Westenthaler verlangt Runden Tisch, der auch massive Verschärfungen der Strafrahmen inklusive höherer Höchst- und Mindeststrafen umfassen muss

Wien (OTS) - "Justizministerin Karl macht den ersten Schritt in
die richtige Richtung, sie hat zögerlich einige Forderungen der BZÖ-Initiative "Mehr Kinderschutz Jetzt" übernommen", kommentiert BZÖ-Sicherheitssprecher Abg. Peter Westenthaler die Ankündigung, dass die Strafen bei Gewalt gegen Kinder verschärft werden sollen. Die vorgestellten Änderungen sind Westenthaler aber noch nicht weitreichend genug. Er verlangt eine generelle Anzeigepflicht und regt einen "Runden Tisch mit zuständigen Sprechern der Parlamentsparteien sowie Experten zum Ideenaustausch an, der auch massive Verschärfungen der Strafrahmen inklusive höherer Höchst- und Mindeststrafen umfassen muss!"

"Gerade im Deliktsbereich Kinderschutz und sexuelle Gewalt gegen Kinder muss das Strafausmaß abschreckend wirken", mahnt der BZÖ-Sicherheitssprecher. Deshalb sei eine Anzeige-Pflicht bei Verdacht auf Missbrauch und Misshandlung unbedingt nötig, "denn das Wohl des Kindes muss an erster Stelle stehen!", so Westenthaler. Er kritisiert auch, dass die Höchststrafe im Paragraph 92 bei "Quälen von Kindern bis zum Tod" bei zehn Jahren liegt.

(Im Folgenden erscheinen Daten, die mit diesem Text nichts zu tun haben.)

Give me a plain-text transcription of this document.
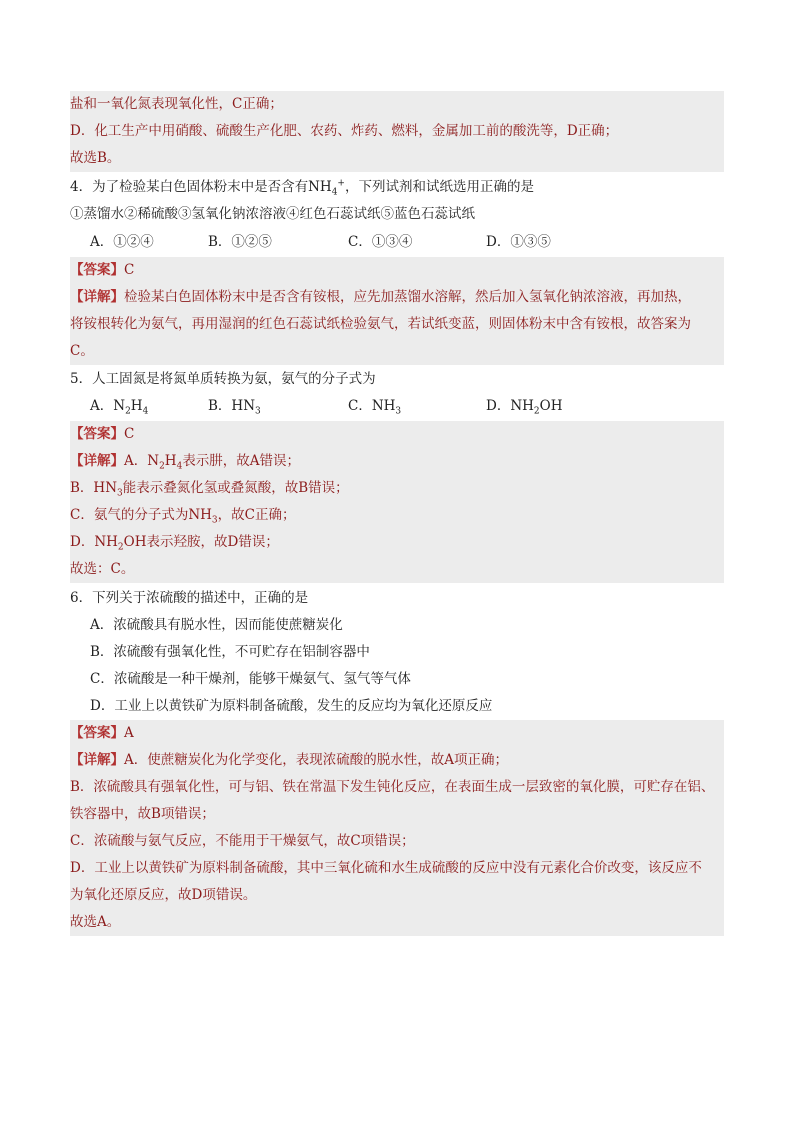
盐和一氧化氮表现氧化性，C正确；
D．化工生产中用硝酸、硫酸生产化肥、农药、炸药、燃料，金属加工前的酸洗等，D正确；
故选B。
4．为了检验某白色固体粉末中是否含有$NH_4^+$，下列试剂和试纸选用正确的是
①蒸馏水②稀硫酸③氢氧化钠浓溶液④红色石蕊试纸⑤蓝色石蕊试纸
A．①②④	B．①②⑤	C．①③④	D．①③⑤
【答案】C
【详解】检验某白色固体粉末中是否含有铵根，应先加蒸馏水溶解，然后加入氢氧化钠浓溶液，再加热，
将铵根转化为氨气，再用湿润的红色石蕊试纸检验氨气，若试纸变蓝，则固体粉末中含有铵根，故答案为
C。
5．人工固氮是将氮单质转换为氨，氨气的分子式为
A．$N_2H_4$	B．$HN_3$	C．$NH_3$	D．$NH_2OH$
【答案】C
【详解】A．$N_2H_4$表示肼，故A错误；
B．$HN_3$能表示叠氮化氢或叠氮酸，故B错误；
C．氨气的分子式为$NH_3$，故C正确；
D．$NH_2OH$表示羟胺，故D错误；
故选：C。
6．下列关于浓硫酸的描述中，正确的是
A．浓硫酸具有脱水性，因而能使蔗糖炭化
B．浓硫酸有强氧化性，不可贮存在铝制容器中
C．浓硫酸是一种干燥剂，能够干燥氨气、氢气等气体
D．工业上以黄铁矿为原料制备硫酸，发生的反应均为氧化还原反应
【答案】A
【详解】A．使蔗糖炭化为化学变化，表现浓硫酸的脱水性，故A项正确；
B．浓硫酸具有强氧化性，可与铝、铁在常温下发生钝化反应，在表面生成一层致密的氧化膜，可贮存在铝、
铁容器中，故B项错误；
C．浓硫酸与氨气反应，不能用于干燥氨气，故C项错误；
D．工业上以黄铁矿为原料制备硫酸，其中三氧化硫和水生成硫酸的反应中没有元素化合价改变，该反应不
为氧化还原反应，故D项错误。
故选A。
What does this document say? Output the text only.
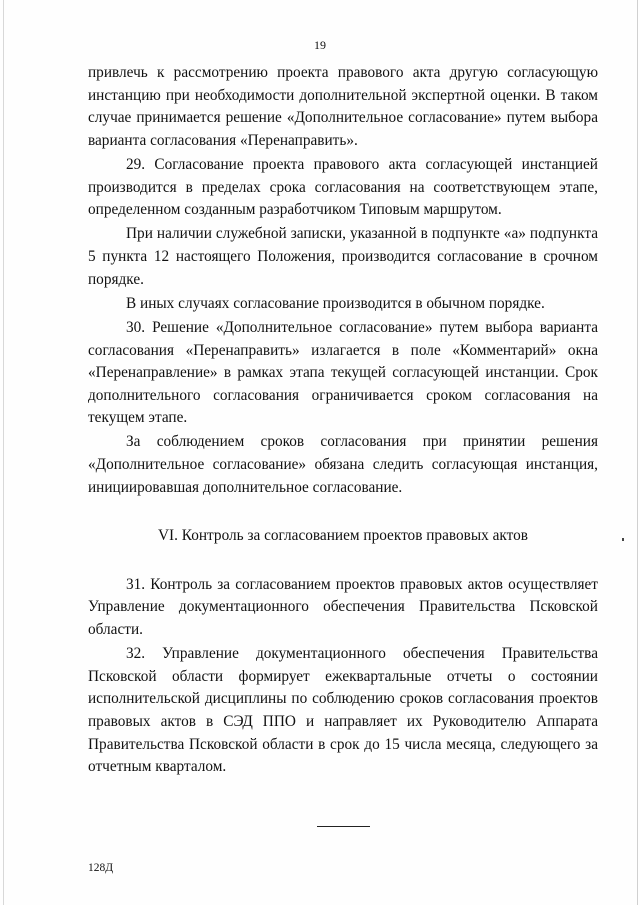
19

привлечь к рассмотрению проекта правового акта другую согласующую инстанцию при необходимости дополнительной экспертной оценки. В таком случае принимается решение «Дополнительное согласование» путем выбора варианта согласования «Перенаправить».

29. Согласование проекта правового акта согласующей инстанцией производится в пределах срока согласования на соответствующем этапе, определенном созданным разработчиком Типовым маршрутом.

При наличии служебной записки, указанной в подпункте «а» подпункта 5 пункта 12 настоящего Положения, производится согласование в срочном порядке.

В иных случаях согласование производится в обычном порядке.

30. Решение «Дополнительное согласование» путем выбора варианта согласования «Перенаправить» излагается в поле «Комментарий» окна «Перенаправление» в рамках этапа текущей согласующей инстанции. Срок дополнительного согласования ограничивается сроком согласования на текущем этапе.

За соблюдением сроков согласования при принятии решения «Дополнительное согласование» обязана следить согласующая инстанция, инициировавшая дополнительное согласование.

VI. Контроль за согласованием проектов правовых актов

31. Контроль за согласованием проектов правовых актов осуществляет Управление документационного обеспечения Правительства Псковской области.

32. Управление документационного обеспечения Правительства Псковской области формирует ежеквартальные отчеты о состоянии исполнительской дисциплины по соблюдению сроков согласования проектов правовых актов в СЭД ППО и направляет их Руководителю Аппарата Правительства Псковской области в срок до 15 числа месяца, следующего за отчетным кварталом.

128Д
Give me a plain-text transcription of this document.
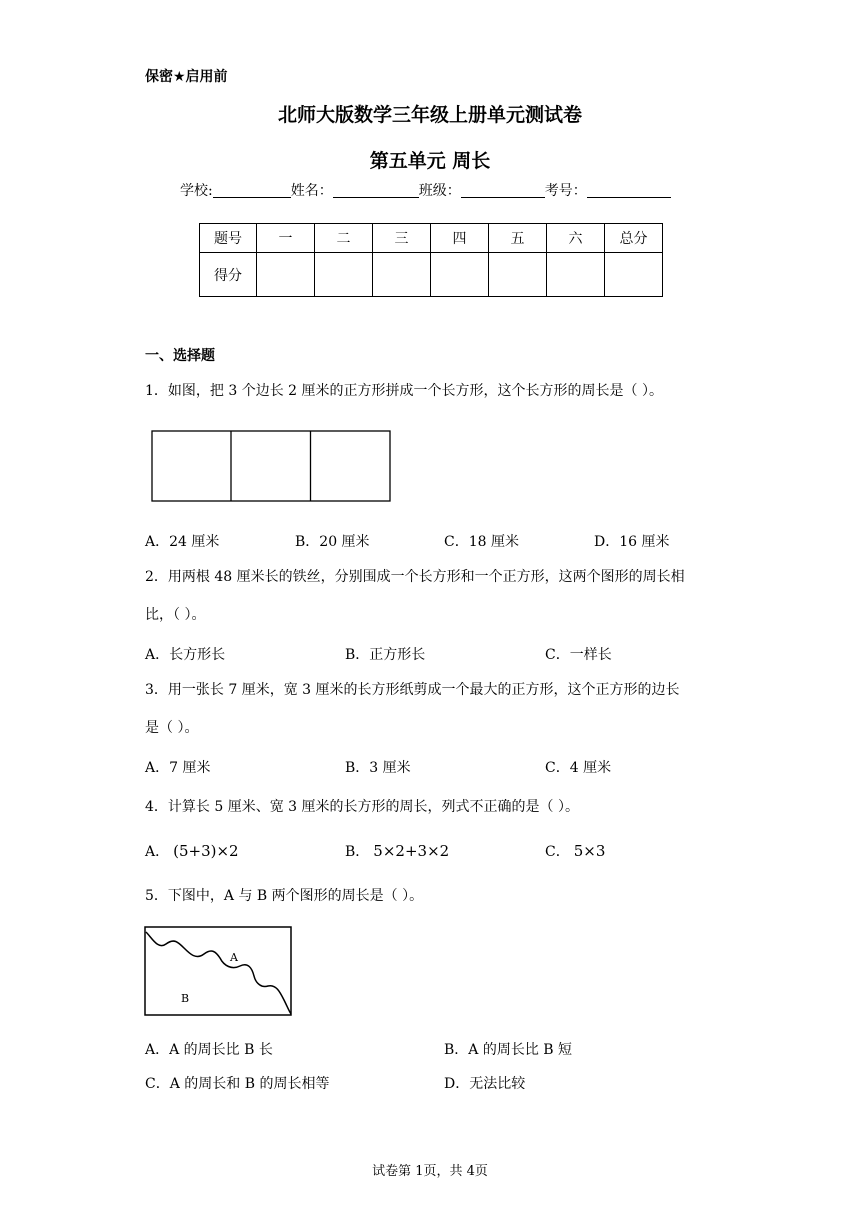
保密★启用前
北师大版数学三年级上册单元测试卷
第五单元 周长
学校:	姓名：	班级：	考号：
题号	一	二	三	四	五	六	总分
得分							
一、选择题
1．如图，把 3 个边长 2 厘米的正方形拼成一个长方形，这个长方形的周长是（ ）。
A．24 厘米	B．20 厘米	C．18 厘米	D．16 厘米
2．用两根 48 厘米长的铁丝，分别围成一个长方形和一个正方形，这两个图形的周长相
比，（ ）。
A．长方形长	B．正方形长	C．一样长
3．用一张长 7 厘米，宽 3 厘米的长方形纸剪成一个最大的正方形，这个正方形的边长
是（ ）。
A．7 厘米	B．3 厘米	C．4 厘米
4．计算长 5 厘米、宽 3 厘米的长方形的周长，列式不正确的是（ ）。
A． (5+3)×2	B． 5×2+3×2	C． 5×3
5．下图中，A 与 B 两个图形的周长是（ ）。
A
B
A．A 的周长比 B 长	B．A 的周长比 B 短
C．A 的周长和 B 的周长相等	D．无法比较
试卷第 1页，共 4页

Westenthaler: "Das ist eine Schande für das Strafgesetzbuch und muss sofort zu einer lebenslangen Haftstrafe umgewandelt werden!"

Völlig unverständlich ist für Westenthaler die Tatsache, "dass in Österreich im Gesetz noch immer zwischen "normalem" und schwerem sexuellem Missbrauch unterschieden wird. Ein solches Verbrechen an Kindern muss immer als schwer gewertet werden", mahnt Westenthaler. Wie auch bei der Körperverletzung an einem Exekutivbeamten, die stets eine schwere Körperverletzung darstellt, müsse sexueller Missbrauch eines Kindes automatisch als "schwer" beurteilt werden, so der BZÖ-Sicherheitssprecher, denn "es gibt keinen leichten sexuellen Missbrauch, das Opfer ist lebenslang betroffen, daher muss auch der Täter lebenslang weggesperrt oder unter lebenslange Aufsicht gestellt werden!"